10 Temmuz 2014 Perşembe

Büyük Cihad

Gerçek düşmanın, seni öldürdüğü zaman cennete girmene ve sen onu öldürdüğünde senin nur kazanmana sebep olan değildir. Senin en büyük ve en zorlu düşmanın, içindeki olan nefsindir.*

7 Temmuz 2014 Pazartesi

Bakara 2/186

وَإِذَا سَأَلَكَ عِبَادِي عَنِّي فَإِنِّي قَرِيبٌ أُجِيبُ دَعْوَةَ الدَّاعِ إِذَا دَعَانِ فَلْيَسْتَجِيبُواْ لِي وَلْيُؤْمِنُواْ بِي لَعَلَّهُمْ يَرْشُدُونَ
Ve izâ seeleke ıbâdî annî fe innî karîb(karîbun) ucîbu da’veted dâi izâ deâni, fel yestecîbû lî vel yu’minû bî leallehum yerşudûn(yerşudûne).

Oruç ve Nefis Terbiyesi

Dördüncü Nükte: 
   Ramazan-ı Şerifteki oruç, nefsin terbiyesine baktığı cihetindeki çok hikmetlerinden bir hikmeti şudur ki: Nefis, kendini hür ve serbest ister ve öyle telakki eder. Hattâ mevhum bir rububiyet ve keyfemayeşa (kendisini terbiye eden ve ihtiyaçlarını karşılayan bir yaratıcının varlığını inkar etme ve keyfine göre) hareketi, fıtrî olarak arzu eder. Hadsiz nimetlerle terbiye olunduğunu düşünmek istemiyor. Hususan dünyada servet ve iktidarı da varsa, gaflet dahi yardım etmiş ise; bütün bütün gasıbane (gasp edercesine), hırsızcasına nimet-i İlahiyeyi hayvan gibi yutar.
   İşte Ramazan-ı Şerifte en zenginden en fakire kadar herkesin nefsi anlar ki: Kendisi mâlik (mülk sahibi) değil, memluktür (kuldur); hür değil, abddir (kul, köle). Emir olunmazsa en âdi ve en rahat şeyi de yapamaz, elini suya uzatamaz diye mevhum rububiyeti kırılır, ubudiyeti (kulluğu) takınır, hakikî vazifesi olan şükre girer.

Mektubat - 400 29. Mektup

5 Temmuz 2014 Cumartesi

Orucun Ekmeli

Ve o orucun ekmeli ise:


Mide gibi bütün duyguları; gözü, kulağı, kalbi, hayali, fikri gibi cihazat-ı insaniyeye dahi bir nevi oruç tutturmaktır.
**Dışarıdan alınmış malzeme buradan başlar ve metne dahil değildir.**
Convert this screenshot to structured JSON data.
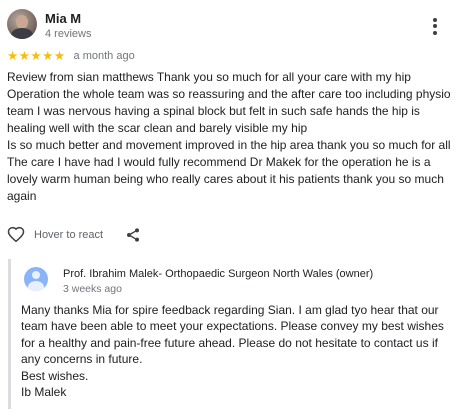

Yani: Muharremattan (haramlardan), malayaniyattan (boş, faydasız işlerden) çekmek ve her birisine mahsus ubudiyete sevketmektir. Meselâ: Dilini yalandan, gıybetten ve galiz (çirkin, kaba, terbiye dışı) tabirlerden ayırmakla ona oruç tutturmak. Ve o lisanı, tilavet-i Kur'an ve zikir ve tesbih ve salavat ve istiğfar gibi şeylerle meşgul etmek... Meselâ: Gözünü nâmahreme bakmaktan ve kulağını fena şeyleri işitmekten men'edip, gözünü ibrete ve kulağını hak söz ve Kur'an dinlemeğe sarfetmek gibi sair cihazata da bir nevi oruç tutturmaktır.